Je dissimulais mes désirs dans des textes de fictions, enfant. Deux sœurs en fugue. Pourchassées par un monstre à deux têtes. Elles s’enfuyaient dans de sombres forêts. S’armaient de branches, de bâtons. Aujourd’hui, je ne cache plus mes désirs. Je voudrais que ce texte décime ma famille entière.
Peut-être que s’il meurt. Bouffé par un ours, fauché par un train. Peut-être que s’il tombe d’un douzième étage ou se noie dans un lac. Et si on lui tranchait la tête avec cette hache qui traîne derrière la maison ? Coupons la ligne de ses freins. Nous pourrions prier la foudre, trouver de la mort-aux-rats. L’étrangler avec sa cravate. Le couteau à pain suffirait pour trancher son excroissance, ses veines et sa langue. Peut-être que si nous pelions sa peau, mangions son cœur, peut-être qu’une fois le corps du père putréfié, la mère commencerait à agir comme une mère.

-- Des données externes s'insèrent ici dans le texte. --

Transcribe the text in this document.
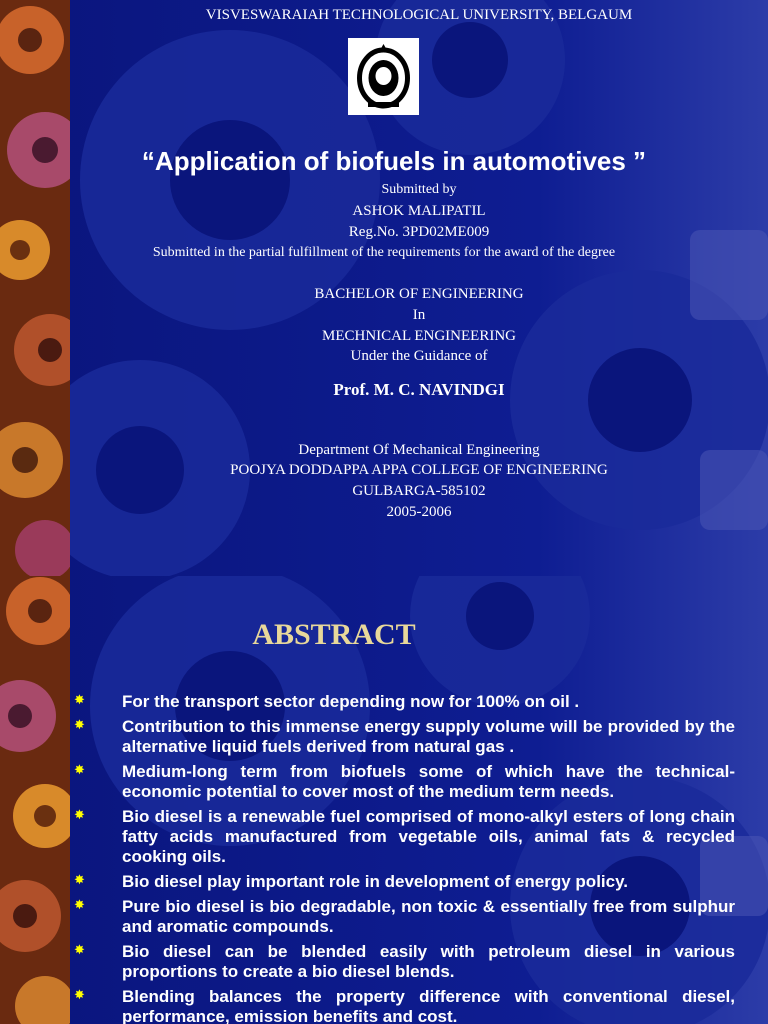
VISVESWARAIAH TECHNOLOGICAL UNIVERSITY, BELGAUM
“Application of biofuels in automotives ”
Submitted by
ASHOK MALIPATIL
Reg.No. 3PD02ME009
Submitted in the partial fulfillment of the requirements for the award of the degree
BACHELOR OF ENGINEERING
In
MECHNICAL ENGINEERING
Under the Guidance of
Prof. M. C. NAVINDGI
Department Of Mechanical Engineering
POOJYA DODDAPPA APPA COLLEGE OF ENGINEERING
GULBARGA-585102
2005-2006
ABSTRACT
✸ For the transport sector depending now for 100% on oil .
✸ Contribution to this immense energy supply volume will be provided by the alternative liquid fuels derived from natural gas .
✸ Medium-long term from biofuels some of which have the technical-economic potential to cover most of the medium term needs.
✸ Bio diesel is a renewable fuel comprised of mono-alkyl esters of long chain fatty acids manufactured from vegetable oils, animal fats & recycled cooking oils.
✸ Bio diesel play important role in development of energy policy.
✸ Pure bio diesel is bio degradable, non toxic & essentially free from sulphur and aromatic compounds.
✸ Bio diesel can be blended easily with petroleum diesel in various proportions to create a bio diesel blends.
✸ Blending balances the property difference with conventional diesel, performance, emission benefits and cost.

J’aurais voulu, pour ma sœur et moi, une mère debout. Qui traverse les couloirs. Arrache les portes, allume les lumières. Une qui hurle plus fort que les terreurs. J’aurais tellement voulu une mère stridente. Une mère à nous, pour nous, pour bercer nos cauchemars. Je l’aurais choisie avec iris, tympan et tambours. Elle aurait été toute en colère. Sans lignes de fuite ni fatigue. Une femme au ventre plein. A border les nuits sans étoiles. Elle nous aurait décroché des petits matins aux croissants, des couleurs et la lune. Serait accourue. Je lui aurais demandé de nous tenir la main. Pour traverser le monde. De brosser nos cheveux, d’empêcher le sang de couler. Mais nous savons très bien, ma sœur et moi. Depuis longtemps. Les mères n’existent pas.

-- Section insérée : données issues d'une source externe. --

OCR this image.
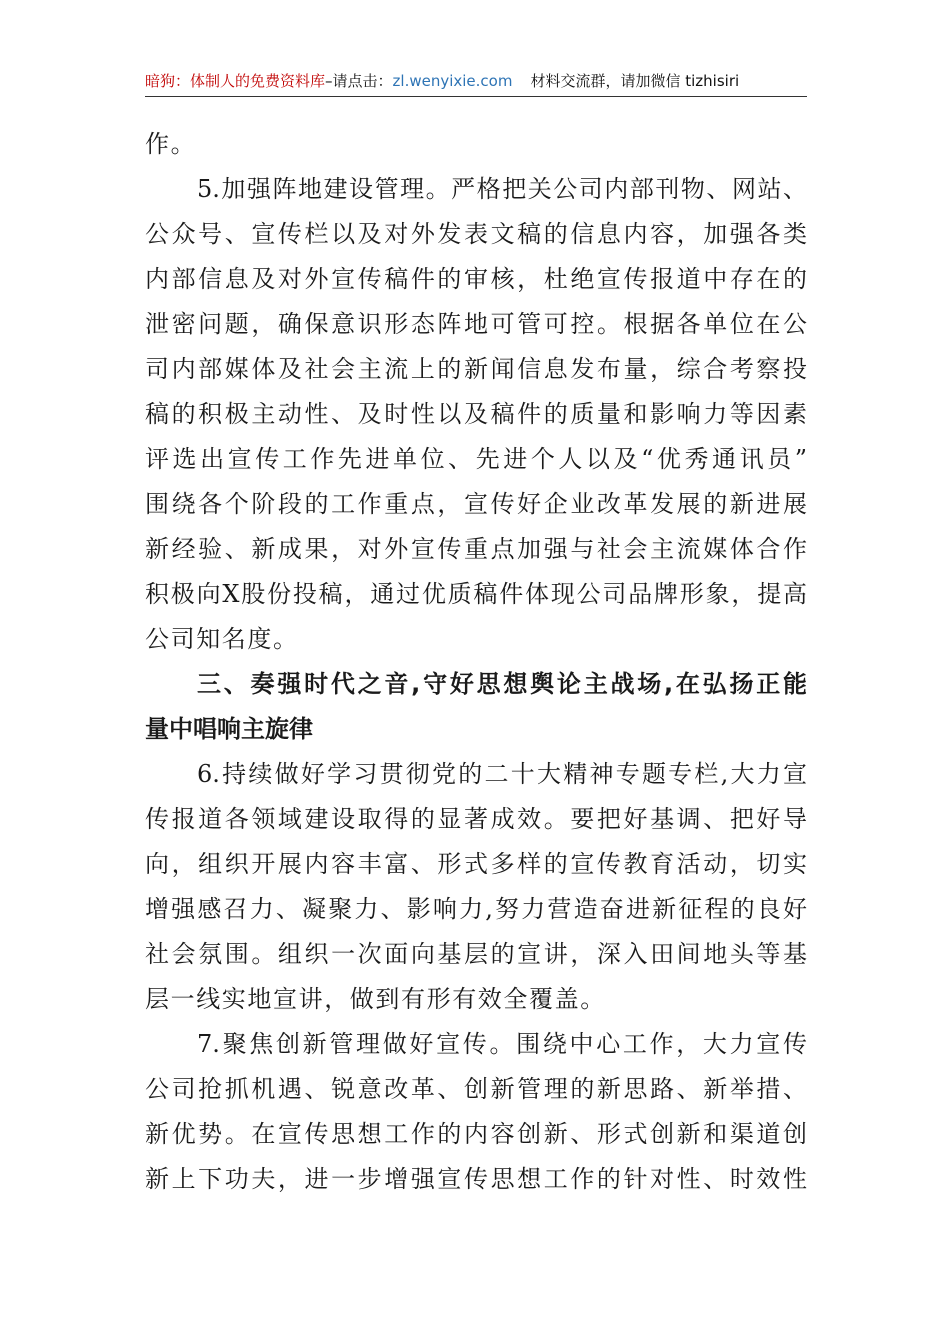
暗狗：体制人的免费资料库–请点击：zl.wenyixie.com 材料交流群，请加微信 tizhisiri
作。
5.加强阵地建设管理。严格把关公司内部刊物、网站、
公众号、宣传栏以及对外发表文稿的信息内容，加强各类
内部信息及对外宣传稿件的审核，杜绝宣传报道中存在的
泄密问题，确保意识形态阵地可管可控。根据各单位在公
司内部媒体及社会主流上的新闻信息发布量，综合考察投
稿的积极主动性、及时性以及稿件的质量和影响力等因素
评选出宣传工作先进单位、先进个人以及“优秀通讯员”
围绕各个阶段的工作重点，宣传好企业改革发展的新进展
新经验、新成果，对外宣传重点加强与社会主流媒体合作
积极向X股份投稿，通过优质稿件体现公司品牌形象，提高
公司知名度。
三、奏强时代之音,守好思想舆论主战场,在弘扬正能
量中唱响主旋律
6.持续做好学习贯彻党的二十大精神专题专栏,大力宣
传报道各领域建设取得的显著成效。要把好基调、把好导
向，组织开展内容丰富、形式多样的宣传教育活动，切实
增强感召力、凝聚力、影响力,努力营造奋进新征程的良好
社会氛围。组织一次面向基层的宣讲，深入田间地头等基
层一线实地宣讲，做到有形有效全覆盖。
7.聚焦创新管理做好宣传。围绕中心工作，大力宣传
公司抢抓机遇、锐意改革、创新管理的新思路、新举措、
新优势。在宣传思想工作的内容创新、形式创新和渠道创
新上下功夫，进一步增强宣传思想工作的针对性、时效性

L’enfance n’existe pas. Existent la peur du noir, les engelures et les loups.
Si je n’écris pas ce qui s’est passé quand j’avais huit ans, peut-être que ce qui s’est passé quand j’avais huit ans n’aura jamais eu lieu.

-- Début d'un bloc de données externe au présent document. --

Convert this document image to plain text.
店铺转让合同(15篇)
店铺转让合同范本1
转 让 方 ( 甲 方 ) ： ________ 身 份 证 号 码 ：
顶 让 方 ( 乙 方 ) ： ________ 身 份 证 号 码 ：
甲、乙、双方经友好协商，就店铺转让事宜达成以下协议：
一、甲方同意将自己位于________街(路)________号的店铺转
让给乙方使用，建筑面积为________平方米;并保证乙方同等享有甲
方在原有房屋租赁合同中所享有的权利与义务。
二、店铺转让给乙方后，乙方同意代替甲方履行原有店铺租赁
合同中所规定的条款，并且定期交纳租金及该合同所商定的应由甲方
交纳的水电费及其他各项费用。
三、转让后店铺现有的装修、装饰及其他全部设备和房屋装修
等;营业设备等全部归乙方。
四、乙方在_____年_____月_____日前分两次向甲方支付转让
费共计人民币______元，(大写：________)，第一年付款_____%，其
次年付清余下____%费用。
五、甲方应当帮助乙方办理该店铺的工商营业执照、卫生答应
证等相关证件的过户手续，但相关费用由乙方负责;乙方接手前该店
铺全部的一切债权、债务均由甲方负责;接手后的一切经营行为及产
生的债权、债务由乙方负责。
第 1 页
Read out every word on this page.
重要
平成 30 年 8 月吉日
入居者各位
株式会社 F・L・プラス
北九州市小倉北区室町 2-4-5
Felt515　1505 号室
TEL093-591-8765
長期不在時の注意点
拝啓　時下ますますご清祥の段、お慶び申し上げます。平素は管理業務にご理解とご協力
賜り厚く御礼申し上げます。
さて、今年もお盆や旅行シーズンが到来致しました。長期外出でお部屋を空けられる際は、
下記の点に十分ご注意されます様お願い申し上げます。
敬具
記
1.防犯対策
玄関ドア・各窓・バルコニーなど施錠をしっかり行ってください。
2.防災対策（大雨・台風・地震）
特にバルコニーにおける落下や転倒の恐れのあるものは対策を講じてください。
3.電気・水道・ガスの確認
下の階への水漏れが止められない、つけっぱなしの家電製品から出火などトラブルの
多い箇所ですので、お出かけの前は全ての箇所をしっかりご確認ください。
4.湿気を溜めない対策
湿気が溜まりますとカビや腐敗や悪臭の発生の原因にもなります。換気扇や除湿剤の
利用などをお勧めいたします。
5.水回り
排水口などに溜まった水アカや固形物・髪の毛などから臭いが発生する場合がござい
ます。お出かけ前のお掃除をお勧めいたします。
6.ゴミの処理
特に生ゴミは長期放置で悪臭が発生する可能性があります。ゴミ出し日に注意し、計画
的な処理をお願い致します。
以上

Je pourrai entrer en relation avec un homme le jour où je n’aurai plus rien qui puisse m’être pris ni volé. Le jour où je serai vidée de toute humanité, désensibilisée à la douleur et aux froissements de peaux, je pourrai dire à un homme, en toute sécurité, je t’aime.
Le père adore jouer. Les jeux l’excitent. Les stratagèmes élaborés lui plaisent au plus haut point. Il en a mal aux testicules. Repousser les limites de l’interdit lui demande beaucoup d’ingéniosité. Comment agresser ses enfants sans les pénétrer.
Si papa dit jappe, Je jappe. Si papa dit rapporte, Je rapporte. Si papa dit lèche ta patte, Je lèche ma patte. Si papa dit sens les fesses de ta sœur, Je sens les fesses de ma sœur. Si papa dit roule sur le dos, sale chienne, Je roule sur le dos et sale chienne, je deviens. Si papa dit gruge le soulier, Je gruge le soulier. Si papa dit mange tes excréments, Je mange mes excréments. Si papa dit tourne en rond, sale conne, Je tourne en rond et sale conne, je deviens. Si papa dit grogne, Je grogne et reçois un coup de pied ça t’apprendra à grogner après moé, sale chienne. Papa dit aussi les animaux, faut les attacher avec une chaîne. Si je refuse les rouli-roulades, les biscuits en forme d’os, les donne la papatte, il sort la laisse.
Je dissimulais mes désirs dans des textes de fiction, enfant. Deux sœurs en fugue. Pourchassées par un monstre à deux têtes. Elles s’enfuyaient dans de sombres forêts. S’armaient de branches, de bâtons. Aujourd’hui, je ne cache plus mes désirs. Je voudrais que ce texte décime ma famille entière.
Nous étions, ma sœur et moi, les victimes parfaites pour mon père. Nous avions toutes les deux un vagin.